SARS-CoV-2 Update

by Prof. Hervé Fleury, MD-PhD | Ventum Biotech Scientific Board Member

The situation in the USA is often a reflection of what happens a few weeks or months later in Western Europe. As such, it deserves to be studied, especially since the US data are of high scientific, virological and epidemiological quality.

In the first figure, we see the KP.3 variant taking over the other variants in the USA. In the second figure (Kaku et al. Lancet Infectious Diseases, June 2024), we find the KP.3 variant in the Omicron lineage that we have known for several years; in this lineage, we experienced the BA.2.86 variant in July 2023 and then the JN.1 variant, which has a mutation at position 455 of the spike protein compared to 2.86; the KP.2 and KP.3 variants derive from JN.1 with the 455 mutation as well as the 456.

The mutations observed in successive variants of Sars Cov 2 have given it greater infectivity but also less pathogenicity compared to the initial Wuhan strain of 2019. Overall, these variants remained susceptible to vaccine antibodies, albeit at a lower level.

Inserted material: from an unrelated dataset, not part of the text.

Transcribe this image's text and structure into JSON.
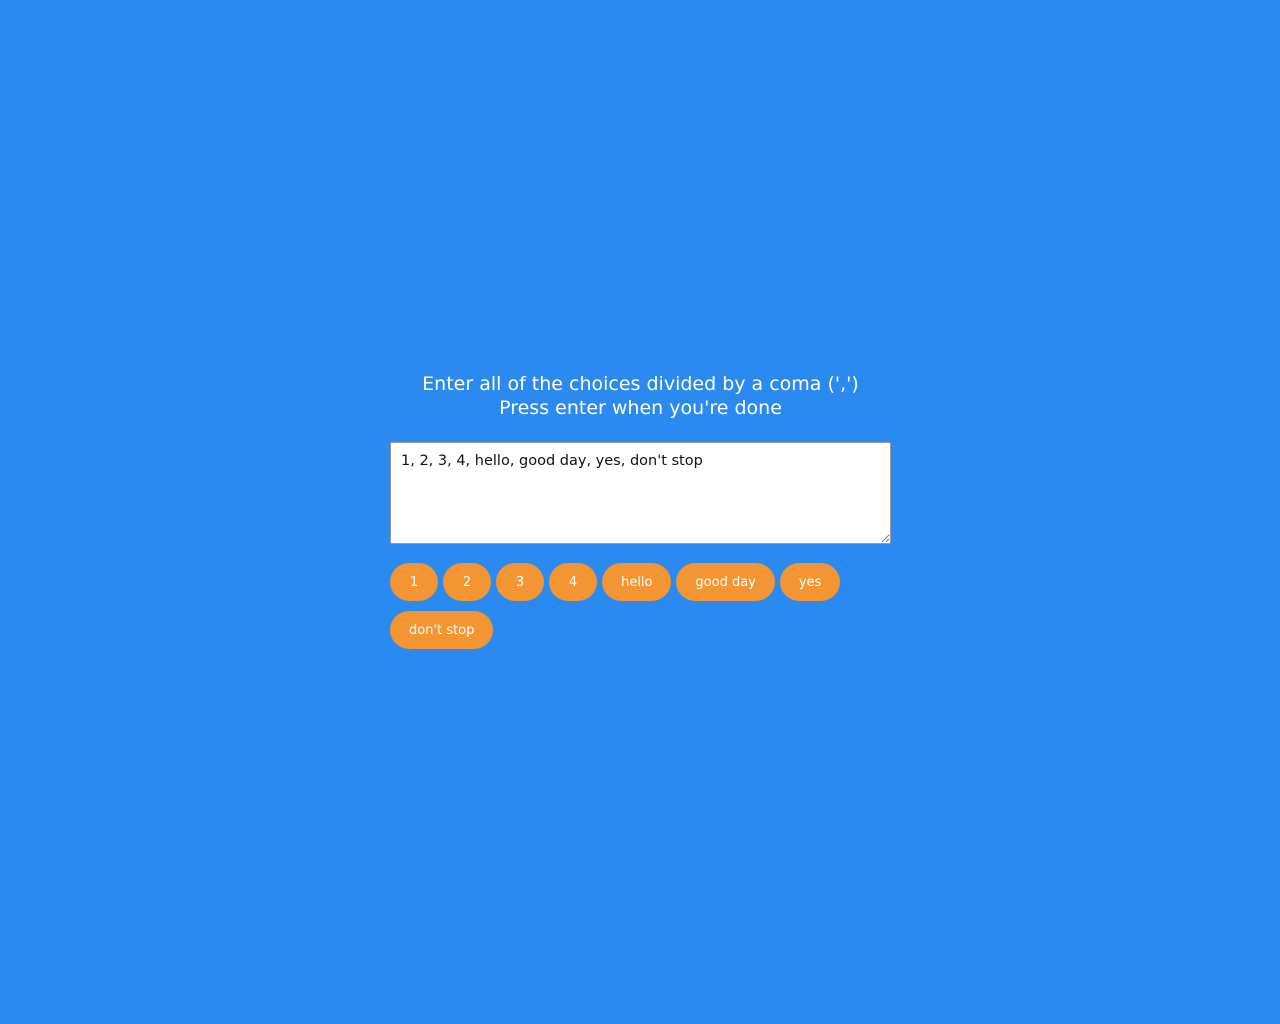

Pfizer and Moderna have been offering since September 2023 an mRNA vaccine based on the Omicron XBB1.5 strain; this vaccine has greater efficacy against the latest variants to appear in the Omicron lineage, including BA.2.86; its effectiveness on JN.1 is lower; the Japanese team (Kaku et al.) has just evaluated the action of the antibodies generated by the XBB1.5 vaccine against KP.2 and KP.3; they have very low efficacy; however, subjects who have had a natural infection and have been vaccinated with XBB1.5 have a higher antibody titer against KP.2/KP.3. However, these comments must be balanced by specifying that although the titer of antibodies generated against JN.1 and KP by the XBB1.5 vaccine is low, vaccination still protects against major complications that can lead to serious hospitalization.

Let's not forget that a natural or vaccine antiviral defense combines the synthesis of circulating antibodies with cellular immunity linked to TCD8+ lymphocytes, the latter of which can be maintained between the different variants.

The idea now is to generate a vaccine against JN.1 that should have an effective action on KP variants. KP.3 has already arrived in Europe and France; It should logically impose itself more strongly at the time of the Olympic Games because of the mixing of populations in the Paris region.

While waiting for a monovalent JN.1 vaccine (some US companies such as Novavax are on the way), a booster of the XBB1.5 vaccine will be recommended in the fall of 2024 at the same time as the flu vaccination, especially in elderly subjects as well as in diabetics and patients on immunosuppressants.

Finally, it should be noted that the antiviral drug Paxlovid remains effective against all variants.